Victor Libion took over La Rotonde at 105 Boulevard du Montparnasse in 1911 and let broke painters nurse one coffee all afternoon, which is how it became the canteen of the Montparnasse avant-garde. Picasso, Modigliani, Cocteau, Trotsky, Gershwin and Scott Fitzgerald passed through. Today Serge and Gérard Tafanel run it, and in 2017 Emmanuel Macron chose it for his first-round election-night dinner. The history is the draw. The food is competent brasserie, not revelation, and the room knows the difference.
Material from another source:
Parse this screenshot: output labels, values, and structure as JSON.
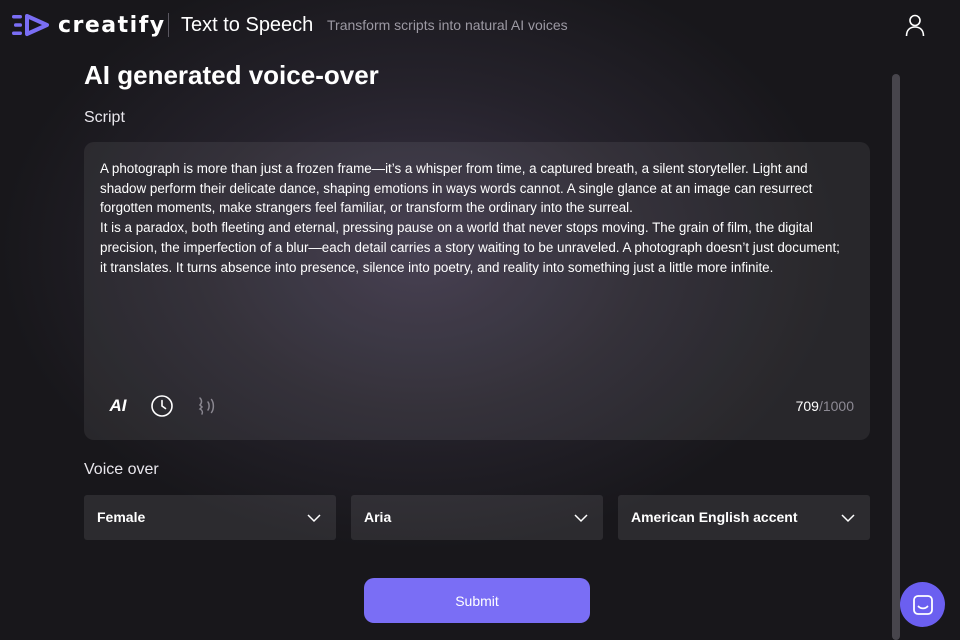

Chef Franck Gonnet has held the kitchen since 2000 and keeps the card classic. The plateau de fruits de mer is the thing to order — Gillardeau and Fine de Claire oysters, the seafood the brasserie has always done well. The escargots de Bourgogne, the Scottish salmon tartare, the Niçoise salad and the steak-frites are the rest of the canon, sent out fast and without fuss. It runs from morning coffee to a midnight oyster plate, which few rooms in Paris still do.

8Food
9Ambience
8Value

The Room

The interior keeps its 1910s bones — red banquettes, brass, mirrors, and murals — with a heated terrace on the corner by metro Vavin that is the seat most regulars angle for. Tables are close, the service is brisk and career-waiter, and the noise is steady brasserie hum. It seats large parties without strain and takes a solo diner at the bar without comment. Dress is smart-casual; nobody will blink at a jacket or its absence.

Best for Solo Dining

Take a solo lunch here. The 24-euro formula buys you a seat in a room Picasso used as an office, the oysters are reliable, and a single diner on the terrace with a carafe and the boulevard going past is one of the easier good hours in Paris. Go off-peak for a table without a wait. It also suits a low-key birthday or a team dinner that wants the address more than the tasting menu.

Not for

Not for a diner chasing the best plate in Paris — this is heritage brasserie cooking at tourist-corner prices, and you pay something for the ghosts. Skip it if crowds and a fast turn bother you; at peak the terrace is a scrum.